Los textos literarios reunidos bajo el título Don de febrero se halla compuesto por prosas, crónicas, ensayos, artículos periodísticos y dos cuentos. Se trata por lo tanto de una obra que alberga composiciones de diversos géneros que fueron cultivados por López Velarde como parte de su hacer literario, los cuales se encuentran en las Obras de José Luis Martínez con casi todo lo conocido de López Velarde hasta 1971.

La escuela de Angelita

Mal se ve en Guanajuato, en Michoacán y en Querétaro, que los niños de calidad vayan a estudiar las primeras letras a una escuela de hombres. Eso se queda para los párvulos plebeyos. Los niños principales concurren a una escuela de mujeres. En tal costumbre hay, quizá, un gentil acierto de la sociedad provinciana. Se gradúa todo un camino que arranca de los brazos maternales y concluye en la áspera cátedra de un áspero maestro de instrucción cívica. No deja de ser brusco arrancar de la familia a un personaje de seis años para soltarlo, de golpe y porrazo, frente a un dómine pedante, frecuentemente de melena y generalmente de folletín. Una maestra y unas condiscípulas equivalen, en cambio, a un suave y lucido factor de educación. ¿Sabemos, acaso, lo que Anatole France, nuestro fetiche, debe a las enseñanzas de Mademoiselle Lefort? Mademoiselle Lefort, sin duda, regó la tierra que había de nutrir los laureles del frágil y formidable poeta de El libro de mi amigo y de El crimen de Silvestre Bonnard. En realidad, las mujeres deberían estar siempre aleccionándonos.

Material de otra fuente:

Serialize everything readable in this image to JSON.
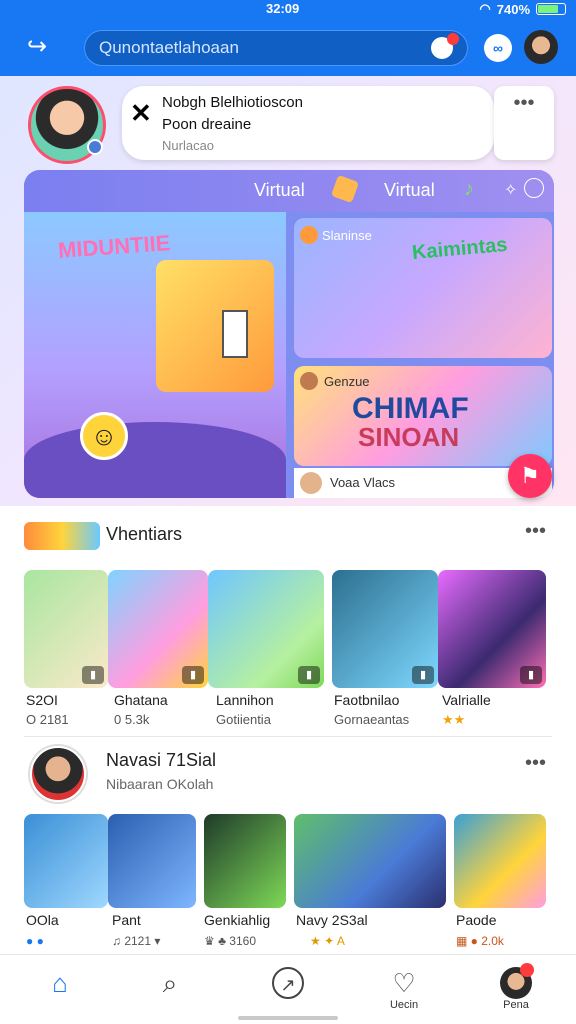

En la escuela de Angelita, nos aleccionaban ella y sus hermanas Petrita y Lola. Angelita representaba la modernización; Petrita, justificando su nombre, ejercía el mando con dureza y nos pellizcaba y nos tiraba de las orejas, para arriba, para arriba, obligándonos a pararnos sobre la punta de los zapatos; Lola gobernaba sin dictadura y sin amabilidad, por lo cual no la envolvía la opinión pública ni en cariño ni en rencores. En la escuela de Angelita, la minoría de los hombres (perdón por lo pretensioso de la palabra) nos codeábamos con las muchachas más bellas de la capital de aquel Estado.

Al lado de Sofía Elizondo, y en su mismo libro segundo de Mantilla, leíamos a una voz la historia de Voltamad y su caballo, la de los niños perdidos en el bosque, ciertos versos de don Manuel Carpio y aquellos otros, de no sé quién, que acababan así: “¿Por qué lloré?, pero no llores”. ¿Se acuerda usted, Sofía?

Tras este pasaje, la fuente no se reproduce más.